Kebijakan ini merupakan tindak lanjut dari aturan nasional yang menghapus sistem kepegawaian tenaga honorer di instansi pemerintah.
Sebagai gantinya, pemerintah menerapkan skema baru melalui sistem pengadaan jasa perorangan yang memberikan kepastian hukum bagi tenaga kerja non-ASN.
Namun, transisi tersebut tidak berjalan mulus. Sejak perubahan status diberlakukan, gaji guru non-database yang telah dialihkan ke sistem PJLP belum dapat dicairkan sejak Juni 2025.
Padahal, anggaran pembayaran telah tercantum dalam Dokumen Pelaksanaan Anggaran (DPA) Disdik Berau tahun 2025.
Kepala Disdik Berau, Mardiatul Idalisah, menjelaskan bahwa keterlambatan pembayaran bukan karena anggaran tidak tersedia, melainkan karena belum disahkannya Peraturan Bupati (Perbup) sebagai dasar hukum pelaksanaan.
“Status honorer memang sudah dihapus. Guru yang sebelumnya berstatus honorer kini beralih ke sistem PJLP. Anggarannya sudah siap, hanya saja pencairan belum bisa dilakukan karena masih menunggu terbitnya Perbup,” ujarnya.
Ia menegaskan, begitu Perbup disahkan, pembayaran honor segera dilakukan tanpa penundaan.

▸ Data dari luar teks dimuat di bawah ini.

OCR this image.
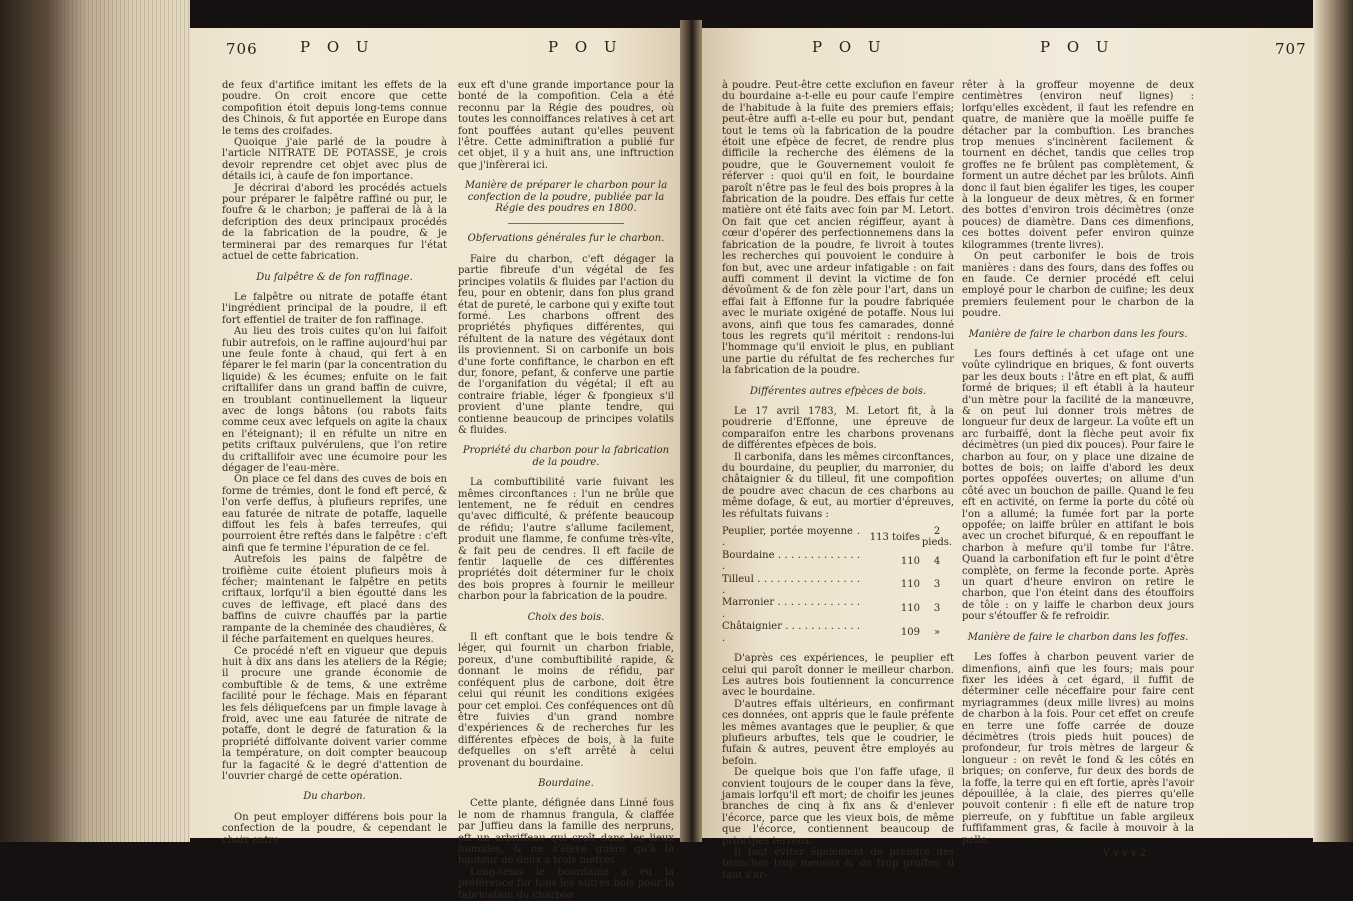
706	P O U	P O U	P O U	P O U	707

de feux d'artifice imitant les effets de la poudre. On croit encore que cette compofition étoit depuis long-tems connue des Chinois, & fut apportée en Europe dans le tems des croifades.

Quoique j'aie parlé de la poudre à l'article NITRATE DE POTASSE, je crois devoir reprendre cet objet avec plus de détails ici, à caufe de fon importance.

Je décrirai d'abord les procédés actuels pour préparer le falpêtre raffiné ou pur, le foufre & le charbon; je pafferai de là à la defcription des deux principaux procédés de la fabrication de la poudre, & je terminerai par des remarques fur l'état actuel de cette fabrication.

Du falpêtre & de fon raffinage.

Le falpêtre ou nitrate de potaffe étant l'ingrédient principal de la poudre, il eft fort effentiel de traiter de fon raffinage.

Au lieu des trois cuites qu'on lui faifoit fubir autrefois, on le raffine aujourd'hui par une feule fonte à chaud, qui fert à en féparer le fel marin (par la concentration du liquide) & les écumes; enfuite on le fait criftallifer dans un grand baffin de cuivre, en troublant continuellement la liqueur avec de longs bâtons (ou rabots faits comme ceux avec lefquels on agite la chaux en l'éteignant); il en réfulte un nitre en petits criftaux pulvérulens, que l'on retire du criftallifoir avec une écumoire pour les dégager de l'eau-mère.

On place ce fel dans des cuves de bois en forme de trémies, dont le fond eft percé, & l'on verfe deffus, à plufieurs reprifes, une eau faturée de nitrate de potaffe, laquelle diffout les fels à bafes terreufes, qui pourroient être reftés dans le falpêtre : c'eft ainfi que fe termine l'épuration de ce fel.

Autrefois les pains de falpêtre de troifième cuite étoient plufieurs mois à fécher; maintenant le falpêtre en petits criftaux, lorfqu'il a bien égoutté dans les cuves de leffivage, eft placé dans des baffins de cuivre chauffés par la partie rampante de la cheminée des chaudières, & il féche parfaitement en quelques heures.

Ce procédé n'eft en vigueur que depuis huit à dix ans dans les ateliers de la Régie; il procure une grande économie de combuftible & de tems, & une extrême facilité pour le féchage. Mais en féparant les fels déliquefcens par un fimple lavage à froid, avec une eau faturée de nitrate de potaffe, dont le degré de faturation & la propriété diffolvante doivent varier comme la température, on doit compter beaucoup fur la fagacité & le degré d'attention de l'ouvrier chargé de cette opération.

Du charbon.

On peut employer différens bois pour la confection de la poudre, & cependant le choix entre

eux eft d'une grande importance pour la bonté de la compofition. Cela a été reconnu par la Régie des poudres, où toutes les connoiffances relatives à cet art font pouffées autant qu'elles peuvent l'être. Cette adminiftration a publié fur cet objet, il y a huit ans, une inftruction que j'infèrerai ici.

Manière de préparer le charbon pour la confection de la poudre, publiée par la Régie des poudres en 1800.
Obfervations générales fur le charbon.

Faire du charbon, c'eft dégager la partie fibreufe d'un végétal de fes principes volatils & fluides par l'action du feu, pour en obtenir, dans fon plus grand état de pureté, le carbone qui y exifte tout formé. Les charbons offrent des propriétés phyfiques différentes, qui réfultent de la nature des végétaux dont ils proviennent. Si on carbonife un bois d'une forte confiftance, le charbon en eft dur, fonore, pefant, & conferve une partie de l'organifation du végétal; il eft au contraire friable, léger & fpongieux s'il provient d'une plante tendre, qui contienne beaucoup de principes volatils & fluides.

Propriété du charbon pour la fabrication de la poudre.

La combuftibilité varie fuivant les mêmes circonftances : l'un ne brûle que lentement, ne fe réduit en cendres qu'avec difficulté, & préfente beaucoup de réfidu; l'autre s'allume facilement, produit une flamme, fe confume très-vîte, & fait peu de cendres. Il eft facile de fentir laquelle de ces différentes propriétés doit déterminer fur le choix des bois propres à fournir le meilleur charbon pour la fabrication de la poudre.

Choix des bois.

Il eft conftant que le bois tendre & léger, qui fournit un charbon friable, poreux, d'une combuftibilité rapide, & donnant le moins de réfidu, par conféquent plus de carbone, doit être celui qui réunit les conditions exigées pour cet emploi. Ces conféquences ont dû être fuivies d'un grand nombre d'expériences & de recherches fur les différentes efpèces de bois, à la fuite defquelles on s'eft arrêté à celui provenant du bourdaine.

Bourdaine.

Cette plante, défignée dans Linné fous le nom de rhamnus frangula, & claffée par Juffieu dans la famille des nerpruns, eft un arbriffeau qui croît dans les lieux humides, & ne s'élève guère qu'à la hauteur de deux à trois mètres.

Long-tems le bourdaine a eu la préférence fur tous les autres bois pour la fabrication du charbon

à poudre. Peut-être cette exclufion en faveur du bourdaine a-t-elle eu pour caufe l'empire de l'habitude à la fuite des premiers effais; peut-être auffi a-t-elle eu pour but, pendant tout le tems où la fabrication de la poudre étoit une efpèce de fecret, de rendre plus difficile la recherche des élémens de la poudre, que le Gouvernement vouloit fe réferver : quoi qu'il en foit, le bourdaine paroît n'être pas le feul des bois propres à la fabrication de la poudre. Des effais fur cette matière ont été faits avec foin par M. Letort. On fait que cet ancien régiffeur, ayant à cœur d'opérer des perfectionnemens dans la fabrication de la poudre, fe livroit à toutes les recherches qui pouvoient le conduire à fon but, avec une ardeur infatigable : on fait auffi comment il devint la victime de fon dévoûment & de fon zèle pour l'art, dans un effai fait à Effonne fur la poudre fabriquée avec le muriate oxigéné de potaffe. Nous lui avons, ainfi que tous fes camarades, donné tous les regrets qu'il méritoit : rendons-lui l'hommage qu'il envioit le plus, en publiant une partie du réfultat de fes recherches fur la fabrication de la poudre.

Différentes autres efpèces de bois.

Le 17 avril 1783, M. Letort fit, à la poudrerie d'Effonne, une épreuve de comparaifon entre les charbons provenans de différentes efpèces de bois.

Il carbonifa, dans les mêmes circonftances, du bourdaine, du peuplier, du marronier, du châtaignier & du tilleul, fit une compofition de poudre avec chacun de ces charbons au même dofage, & eut, au mortier d'épreuves, les réfultats fuivans :

Peuplier, portée moyenne . .	113 toifes	2 pieds.
Bourdaine . . . . . . . . . . . . . .	110	4
Tilleul . . . . . . . . . . . . . . . . .	110	3
Marronier . . . . . . . . . . . . . .	110	3
Châtaignier . . . . . . . . . . . . .	109	»

D'après ces expériences, le peuplier eft celui qui paroît donner le meilleur charbon. Les autres bois foutiennent la concurrence avec le bourdaine.

D'autres effais ultérieurs, en confirmant ces données, ont appris que le faule préfente les mêmes avantages que le peuplier, & que plufieurs arbuftes, tels que le coudrier, le fufain & autres, peuvent être employés au befoin.

De quelque bois que l'on faffe ufage, il convient toujours de le couper dans la fève, jamais lorfqu'il eft mort; de choifir les jeunes branches de cinq à fix ans & d'enlever l'écorce, parce que les vieux bois, de même que l'écorce, contiennent beaucoup de principes terreux.

Il faut éviter également de prendre des branches trop menues & de trop groffes; il faut s'ar-

rêter à la groffeur moyenne de deux centimètres (environ neuf lignes) : lorfqu'elles excèdent, il faut les refendre en quatre, de manière que la moëlle puiffe fe détacher par la combuftion. Les branches trop menues s'incinèrent facilement & tournent en déchet, tandis que celles trop groffes ne fe brûlent pas complètement, & forment un autre déchet par les brûlots. Ainfi donc il faut bien égalifer les tiges, les couper à la longueur de deux mètres, & en former des bottes d'environ trois décimètres (onze pouces) de diamètre. Dans ces dimenfions, ces bottes doivent pefer environ quinze kilogrammes (trente livres).

On peut carbonifer le bois de trois manières : dans des fours, dans des foffes ou en faude. Ce dernier procédé eft celui employé pour le charbon de cuifine; les deux premiers feulement pour le charbon de la poudre.

Manière de faire le charbon dans les fours.

Les fours deftinés à cet ufage ont une voûte cylindrique en briques, & font ouverts par les deux bouts : l'âtre en eft plat, & auffi formé de briques; il eft établi à la hauteur d'un mètre pour la facilité de la manœuvre, & on peut lui donner trois mètres de longueur fur deux de largeur. La voûte eft un arc furbaiffé, dont la flèche peut avoir fix décimètres (un pied dix pouces). Pour faire le charbon au four, on y place une dizaine de bottes de bois; on laiffe d'abord les deux portes oppofées ouvertes; on allume d'un côté avec un bouchon de paille. Quand le feu eft en activité, on ferme la porte du côté où l'on a allumé; la fumée fort par la porte oppofée; on laiffe brûler en attifant le bois avec un crochet bifurqué, & en repouffant le charbon à mefure qu'il tombe fur l'âtre. Quand la carbonifation eft fur le point d'être complète, on ferme la feconde porte. Après un quart d'heure environ on retire le charbon, que l'on éteint dans des étouffoirs de tôle : on y laiffe le charbon deux jours pour s'étouffer & fe refroidir.

Manière de faire le charbon dans les foffes.

Les foffes à charbon peuvent varier de dimenfions, ainfi que les fours; mais pour fixer les idées à cet égard, il fuffit de déterminer celle néceffaire pour faire cent myriagrammes (deux mille livres) au moins de charbon à la fois. Pour cet effet on creufe en terre une foffe carrée de douze décimètres (trois pieds huit pouces) de profondeur, fur trois mètres de largeur & longueur : on revêt le fond & les côtés en briques; on conferve, fur deux des bords de la foffe, la terre qui en eft fortie, après l'avoir dépouillée, à la claie, des pierres qu'elle pouvoit contenir : fi elle eft de nature trop pierreufe, on y fubftitue un fable argileux fuffifamment gras, & facile à mouvoir à la pelle.

V v v v 2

“Tidak ada kendala dari sisi anggaran. Begitu regulasi keluar, hak guru langsung kami bayarkan,” tegasnya.
Sebelum perubahan aturan ini, guru non-database masih menerima honor dari dana Bantuan Operasional Sekolah Nasional (BOSNAS).
Namun, sejak pertengahan 2025, pemerintah pusat melarang penggunaan dana BOSNAS untuk membayar gaji guru, dan mewajibkan daerah menggunakan mekanisme baru melalui sistem PJLP yang dikelola dengan aplikasi Indonesia National Procurement Portal (INAPROC).
Sistem baru ini tidak hanya menjadi dasar legalitas dalam pembayaran honor, tetapi juga bertujuan meningkatkan akuntabilitas penggunaan dana pendidikan di daerah. Meski menghadapi keterlambatan pembayaran, para guru non-database tetap menjalankan tugasnya seperti biasa.
“Mereka terus mengajar dan melaksanakan kegiatan belajar-mengajar tanpa absen, menunjukkan dedikasi tinggi terhadap dunia pendidikan di Bumi Batiwakkal,” ucapnya.
Kondisi ini menjadi bukti bahwa semangat pengabdian para guru di Berau tidak luntur meski menghadapi tantangan administratif.
“Pemerintah daerah pun diharapkan segera menuntaskan regulasi yang menjadi dasar hukum agar hak para tenaga pendidik tersebut dapat segera terpenuhi,” pungkasnya. (ril/dez)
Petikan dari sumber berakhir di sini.